You're still heading toward the goal. You're just letting the path be organic, letting things be messy, and actually learning something.

I know. Amazing right? Here you are, making a mess of an HTML document and it's shaping up into something glorious, even if it's just a site to showcase your collection of bird photos.

But What About My JOB? I Have Bills to Pay!

Worry not. If you've got a case of the procrastination bug and the Motivation Fairy is out of her coffee break while your neurotic manage or client is threatening to sack you to second deadline hits if you don't do the thing, here's a trick: micro steps become nano steps. Break it down as tiny as you need.

  • Step 1: Put hand on mouse.
  • Step 2: Move cursor to icon.
  • Step 3: Click icon.
  • Step 4: Add one html element, even if it's just the word 'boobs' in < p > tags.
  • Step 5: create empty css element for boobs html
  • Step 6: add font type, color, border, whatever.

See what's happening? Tiny movements are adding up. Work is happening. Even if the to-do list is full of insultingly simple tasks. With any luck, you'll just keep the momentum going and before you know it, you're Employee of the Month again. If you get a few steps in and it's still not clicking... well, trying to force it will only do more harm than good. Take a break, breathe some air, take a nap, come back fresher and try again. But do NOT, DO NOT beat yourself up. Letting projects and unfinished work turn into dumping grounds for guilt and self loathing will do nothing for you but wear you down, and ain't nobody got time for that.

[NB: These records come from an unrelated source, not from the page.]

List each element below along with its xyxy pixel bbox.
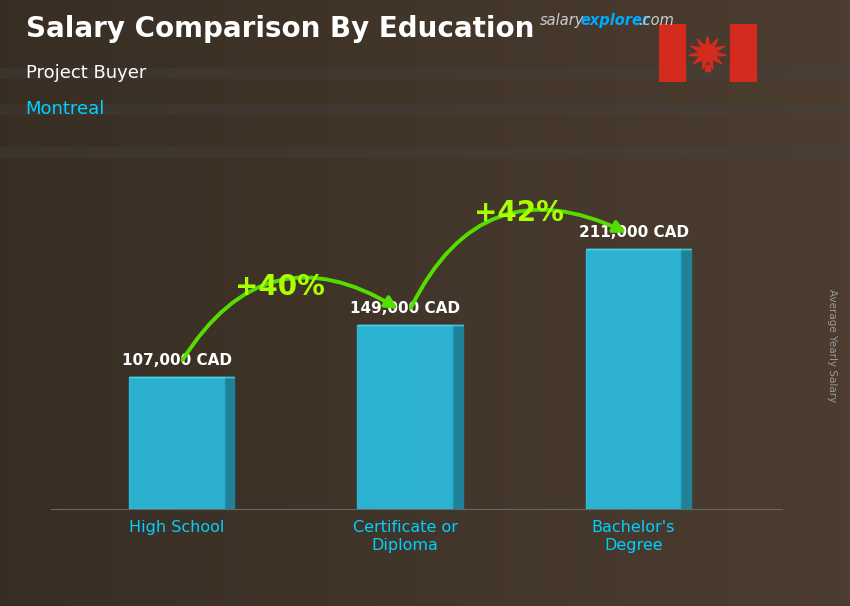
Bar (586, 248, 682, 509)
Text: salary: salary (540, 13, 584, 28)
Text: .com: .com (638, 13, 674, 28)
Polygon shape (224, 377, 235, 509)
Polygon shape (453, 325, 462, 509)
Text: +40%: +40% (235, 273, 325, 301)
Bar (705, 64, 711, 71)
Text: Project Buyer: Project Buyer (26, 64, 146, 82)
Text: explorer: explorer (581, 13, 649, 28)
Text: Montreal: Montreal (26, 100, 105, 118)
Text: 211,000 CAD: 211,000 CAD (579, 225, 688, 240)
Polygon shape (688, 36, 727, 69)
Text: Salary Comparison By Education: Salary Comparison By Education (26, 15, 534, 43)
Bar (128, 377, 224, 509)
Bar (659, 24, 685, 82)
Text: Average Yearly Salary: Average Yearly Salary (827, 289, 837, 402)
Bar (357, 325, 453, 509)
Text: 149,000 CAD: 149,000 CAD (350, 301, 460, 316)
Bar (730, 24, 756, 82)
Text: +42%: +42% (474, 199, 564, 227)
Polygon shape (682, 248, 691, 509)
Text: 107,000 CAD: 107,000 CAD (122, 353, 232, 368)
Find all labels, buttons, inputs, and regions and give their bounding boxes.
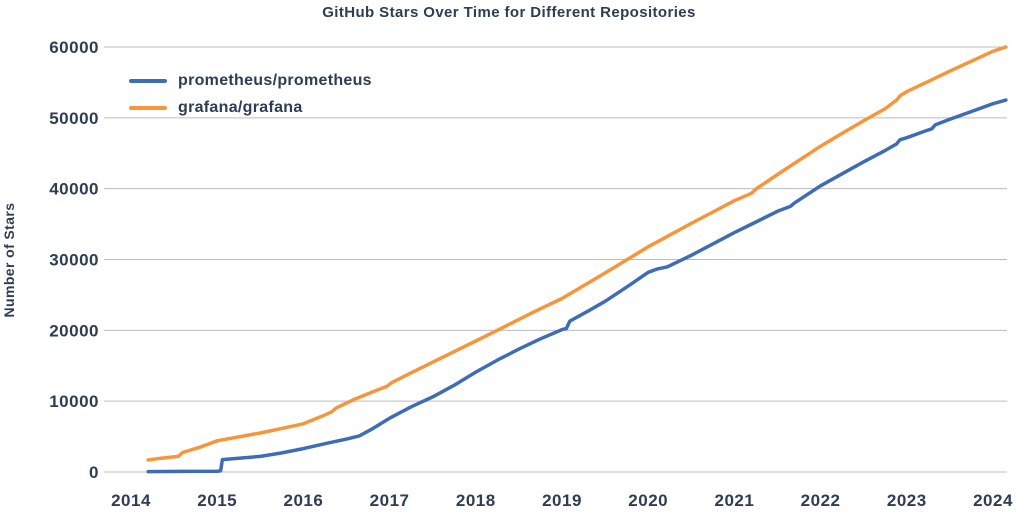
series-line-prometheus: [146, 98, 1008, 474]
x-axis-labels: 2014 2015 2016 2017 2018 2019 2020 2021 2022 2023…: [111, 491, 1013, 510]
x-tick-label: 2017: [370, 491, 410, 510]
series-line-grafana: [146, 45, 1008, 462]
series-lines: [146, 45, 1008, 474]
y-tick-label: 20000: [49, 321, 99, 340]
y-axis-labels: 0 10000 20000 30000 40000 50000 60000: [49, 38, 99, 482]
x-tick-label: 2019: [542, 491, 582, 510]
x-tick-label: 2020: [628, 491, 668, 510]
x-tick-label: 2024: [973, 491, 1013, 510]
x-tick-label: 2018: [456, 491, 496, 510]
x-tick-label: 2023: [887, 491, 927, 510]
x-tick-label: 2016: [283, 491, 323, 510]
y-tick-label: 60000: [49, 38, 99, 57]
y-tick-label: 30000: [49, 251, 99, 270]
y-tick-label: 40000: [49, 180, 99, 199]
chart-title: GitHub Stars Over Time for Different Rep…: [322, 4, 696, 21]
legend-item-prometheus: prometheus/prometheus: [129, 72, 372, 90]
legend-label-grafana: grafana/grafana: [178, 99, 303, 116]
gridlines: [104, 46, 1007, 473]
legend-label-prometheus: prometheus/prometheus: [178, 72, 372, 89]
x-tick-label: 2022: [801, 491, 841, 510]
legend: prometheus/prometheus grafana/grafana: [129, 72, 372, 117]
y-tick-label: 0: [89, 463, 99, 482]
grafana-line-swatch: [129, 106, 167, 110]
x-tick-label: 2021: [714, 491, 754, 510]
y-tick-label: 10000: [49, 392, 99, 411]
legend-item-grafana: grafana/grafana: [129, 99, 372, 117]
x-tick-label: 2014: [111, 491, 151, 510]
x-tick-label: 2015: [197, 491, 237, 510]
prometheus-line-swatch: [129, 79, 167, 83]
y-tick-label: 50000: [49, 109, 99, 128]
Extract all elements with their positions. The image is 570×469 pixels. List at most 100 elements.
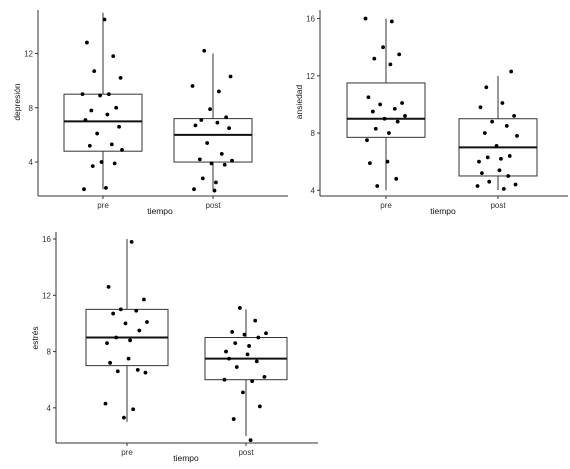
data-point — [490, 119, 495, 124]
data-point — [484, 85, 489, 90]
y-tick-label: 16 — [42, 235, 51, 244]
data-point — [126, 356, 131, 361]
data-point — [397, 52, 402, 57]
x-tick-label: pre — [121, 448, 133, 457]
data-point — [199, 118, 204, 122]
data-point — [227, 126, 231, 131]
data-point — [219, 152, 224, 156]
data-point — [504, 123, 509, 128]
data-point — [366, 95, 371, 100]
data-point — [245, 352, 250, 357]
x-tick-label: post — [490, 201, 506, 210]
data-point — [114, 105, 119, 110]
data-point — [363, 16, 368, 21]
data-point — [190, 84, 195, 88]
data-point — [234, 365, 239, 369]
data-point — [142, 297, 146, 302]
y-tick-label: 4 — [47, 404, 52, 413]
data-point — [494, 144, 499, 148]
data-point — [90, 164, 95, 169]
data-point — [114, 335, 119, 340]
data-point — [257, 404, 262, 409]
y-tick-label: 16 — [306, 15, 315, 24]
data-point — [200, 176, 205, 181]
data-point — [487, 179, 492, 184]
data-point — [477, 159, 481, 164]
data-point — [129, 239, 134, 244]
data-point — [109, 142, 114, 147]
data-point — [117, 124, 121, 129]
data-point — [501, 186, 506, 191]
data-point — [254, 359, 259, 364]
data-point — [382, 116, 387, 121]
data-point — [394, 176, 399, 181]
data-point — [247, 344, 251, 348]
data-point — [365, 138, 369, 143]
data-point — [222, 377, 227, 382]
data-point — [237, 306, 242, 310]
y-tick-label: 4 — [311, 186, 316, 195]
data-point — [202, 48, 207, 53]
panel-ansiedad: ansiedad tiempo 4 8 12 16 pre post — [294, 10, 568, 216]
data-point — [111, 54, 116, 59]
data-point — [212, 188, 217, 193]
data-point — [105, 341, 109, 346]
data-point — [215, 120, 220, 125]
x-axis-label: tiempo — [173, 453, 199, 463]
box-post — [173, 118, 253, 163]
data-point — [497, 168, 502, 173]
data-point — [193, 123, 198, 128]
data-point — [485, 155, 490, 160]
data-point — [111, 311, 116, 316]
data-point — [392, 106, 397, 111]
data-point — [387, 131, 391, 135]
data-point — [372, 56, 377, 61]
y-tick-label: 12 — [42, 291, 51, 300]
data-point — [104, 185, 108, 190]
data-point — [216, 89, 221, 94]
data-point — [123, 321, 128, 326]
y-tick-label: 4 — [29, 158, 34, 167]
data-point — [118, 75, 123, 80]
data-point — [385, 159, 390, 164]
data-point — [368, 161, 372, 165]
panel-depresion: depresión tiempo 4 8 12 pre post — [12, 10, 288, 216]
x-axis-label: tiempo — [147, 206, 173, 216]
data-point — [475, 184, 480, 188]
data-point — [103, 401, 108, 406]
data-point — [400, 101, 404, 105]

If anything, that's just further proves the need for the microsteps. If your nervous system is at the point of hitting the breaks when you so much as think about doing work, it's because it's been trained to see work as a threat. To undo that, you need to start accumulating small victories, successfully completed steps, to prove to it and yourself that you are capable and doing things if you just get out of your own way. The more victories you rack up, the easier it will get to start and keep going. But that's a whole other can of worms that we don't have time to pen now.

The point here isn't to abandon structure entirely. It's to stop outsourcing the natural flow of productivity to beancounters and online goofballs and reclaim agency over it. Set a direction, make the steps small enough to be workable, and let curiosity do the heavy lifting. Just remember: when you're at the edge of your capabilities and in that struggle zone, it's frustrating and uncomfortable, but that's the zone where growth happens.